El Rey encabeza la clasificación de las figuras españolas de los 2000. Él ha salvado a un Estado fuguista que decidió desaparecer en la riada como si el agua a borbotones se lo hubiera llevado por delante. Recuerdo la frase de un monárquico antiguo sobre el mejor Rey Juan Carlos I: «Cuando los demás no saben dónde están, él siempre está del lado correcto».
Esta sentencia es, realmente, la única herencia que Felipe VI ha heredado de su progenitor. La España de finales del 24 es un zulo inhóspito que alberga lo peor del alma humana: la mentira, la corrupción, el descrédito, la desvergüenza, la chulería arrabalera… todo eso es Sánchez, del que todos abjuran (hay que ver lo que dicen en privado los desaprensivos del PNV) pero le necesitan porque siempre accede a sus chantajes. El sujeto está despedazando España mientras urde estrategias sin fin para intentar que su señora, una consagrada perdularia, no sólo salga indemne de todas sus fechorías, sino que las siga repitiendo.
Compárese la conducta bravucona y altanera de la señora de Sánchez con el aguante estoico y hasta agradecido que la Reina doña Letizia acreditó en Paiporta. Los que la conocemos de antaño no nos hemos llevado sorpresa alguna: en pleno caos por el derrumbe de las Torres Gemelas, la entonces periodista Letizia Ortiz se subió a la terraza de un edificio de cincuenta pisos y desde allí, azotada por el viento y las aspas de los helicópteros cercanos, realizó uno de los más prodigiosos directos que se hayan visto en la televisión española. Doña Letizia tenía el aguante de fábrica. Así lo demostró en Paiporta, soportando los barrazos que tiraron indiscriminadamente algunos lugareños.
Nadal, siempre cercano a la bandera española, y el Rey, sin necesidad alguna de envolverse en ella para acreditar su patriotismo, representan exactamente lo contrario a lo que significa este individuo, Sánchez, que está desguazando un país que no le pertenece. Ambos se hallan en el peor momento de sus relaciones; por hoy, no nos fijemos en el conflicto. Las peores características del español de siempre son las que engordan el ego descomunal de este tipo que aún habita en La Moncloa.
«El español que más reniega de España es el que más ahonda y arraiga en su hispanidad», dejó escrito Salvador de Madariaga, uno de los intelectuales del siglo XX que ahora no tiene traslación alguna en la España actual como no sea Fernando Savater, cada vez con más números para pasar a la historia de los hombres ilustres de nuestro país.
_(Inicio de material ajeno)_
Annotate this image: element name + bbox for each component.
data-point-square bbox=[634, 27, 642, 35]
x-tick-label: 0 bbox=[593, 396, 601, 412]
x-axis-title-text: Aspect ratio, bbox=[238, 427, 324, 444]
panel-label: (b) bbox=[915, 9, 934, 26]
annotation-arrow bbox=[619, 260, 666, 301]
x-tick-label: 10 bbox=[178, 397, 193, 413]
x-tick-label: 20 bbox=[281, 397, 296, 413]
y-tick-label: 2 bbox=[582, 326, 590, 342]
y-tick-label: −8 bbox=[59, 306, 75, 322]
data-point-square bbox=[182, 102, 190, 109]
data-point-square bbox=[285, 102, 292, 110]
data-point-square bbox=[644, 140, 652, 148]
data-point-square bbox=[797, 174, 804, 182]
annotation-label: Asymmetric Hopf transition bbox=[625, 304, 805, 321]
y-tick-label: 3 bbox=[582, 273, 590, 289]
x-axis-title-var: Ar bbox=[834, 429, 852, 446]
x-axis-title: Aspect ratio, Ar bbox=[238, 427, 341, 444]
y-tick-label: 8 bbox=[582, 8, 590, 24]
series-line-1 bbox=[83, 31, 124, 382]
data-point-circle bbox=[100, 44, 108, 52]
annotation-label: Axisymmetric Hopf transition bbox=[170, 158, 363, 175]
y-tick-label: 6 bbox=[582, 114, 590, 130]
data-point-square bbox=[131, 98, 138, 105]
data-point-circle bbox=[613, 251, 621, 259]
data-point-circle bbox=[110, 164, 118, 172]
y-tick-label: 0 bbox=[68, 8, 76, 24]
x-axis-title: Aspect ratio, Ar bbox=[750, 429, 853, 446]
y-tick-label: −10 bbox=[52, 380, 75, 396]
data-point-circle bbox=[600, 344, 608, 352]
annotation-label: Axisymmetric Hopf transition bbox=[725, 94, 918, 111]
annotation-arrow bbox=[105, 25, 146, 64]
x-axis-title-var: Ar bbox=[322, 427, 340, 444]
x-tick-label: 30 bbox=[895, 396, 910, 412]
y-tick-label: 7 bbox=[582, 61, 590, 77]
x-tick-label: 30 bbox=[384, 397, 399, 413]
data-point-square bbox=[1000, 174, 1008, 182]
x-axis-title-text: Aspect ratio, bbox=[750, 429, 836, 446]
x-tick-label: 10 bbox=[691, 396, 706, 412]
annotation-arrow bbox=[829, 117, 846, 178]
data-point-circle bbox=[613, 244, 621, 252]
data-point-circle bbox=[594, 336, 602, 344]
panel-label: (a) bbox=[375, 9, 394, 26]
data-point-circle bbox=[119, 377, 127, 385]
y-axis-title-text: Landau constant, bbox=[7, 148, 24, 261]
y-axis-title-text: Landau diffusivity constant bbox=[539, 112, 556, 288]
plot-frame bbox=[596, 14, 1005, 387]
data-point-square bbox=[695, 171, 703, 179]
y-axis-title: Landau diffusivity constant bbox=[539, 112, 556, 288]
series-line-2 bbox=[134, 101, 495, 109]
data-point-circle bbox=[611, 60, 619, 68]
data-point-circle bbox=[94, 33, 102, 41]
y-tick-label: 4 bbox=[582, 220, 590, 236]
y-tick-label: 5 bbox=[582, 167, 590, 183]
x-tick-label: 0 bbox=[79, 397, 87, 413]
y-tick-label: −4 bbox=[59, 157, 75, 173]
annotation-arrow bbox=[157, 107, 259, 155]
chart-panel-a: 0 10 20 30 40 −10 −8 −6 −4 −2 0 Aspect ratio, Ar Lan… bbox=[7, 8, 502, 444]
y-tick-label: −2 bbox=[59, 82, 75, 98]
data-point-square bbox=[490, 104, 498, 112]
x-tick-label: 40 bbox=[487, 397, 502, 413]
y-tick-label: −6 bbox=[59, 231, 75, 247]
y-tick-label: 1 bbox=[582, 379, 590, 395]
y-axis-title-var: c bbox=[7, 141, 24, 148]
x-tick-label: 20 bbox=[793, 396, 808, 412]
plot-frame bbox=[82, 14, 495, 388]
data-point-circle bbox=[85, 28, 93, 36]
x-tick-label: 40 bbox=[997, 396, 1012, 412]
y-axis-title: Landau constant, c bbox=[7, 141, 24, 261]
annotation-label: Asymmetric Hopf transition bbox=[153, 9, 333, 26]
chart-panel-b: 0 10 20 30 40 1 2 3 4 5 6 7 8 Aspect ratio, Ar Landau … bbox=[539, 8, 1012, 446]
Sánchez ha arrasado con la conciencia nacional, de tal modo que ya el gentío ha tirado la toalla porque cree, con toda la razón del mundo, que contra un granuja de esta categoría sin principios, ni fundamentos, ya nada se puede hacer. Que el pervertido se puede eternizar.
Es el envés de un dúo Felipe VI-Nadal lo único que ahora mismo nos mantiene en pie como Nación Milenaria. Entre la pléyade de monarcas españoles, Felipe VI será recordado como uno de los mejores junto, quizá, Carlos I y Carlos III.
Nadal seguirá siendo dueño de todos nuestros cromos nacionales. Sánchez, todavía sin culminar su imperdonable felonía, aparecerá en la Historia como el sujeto que quiso destruir España por el solo interés de permanecer en el machito. Por eso, el Rey, Nadal y… eso, Sánchez. Exactamente eso.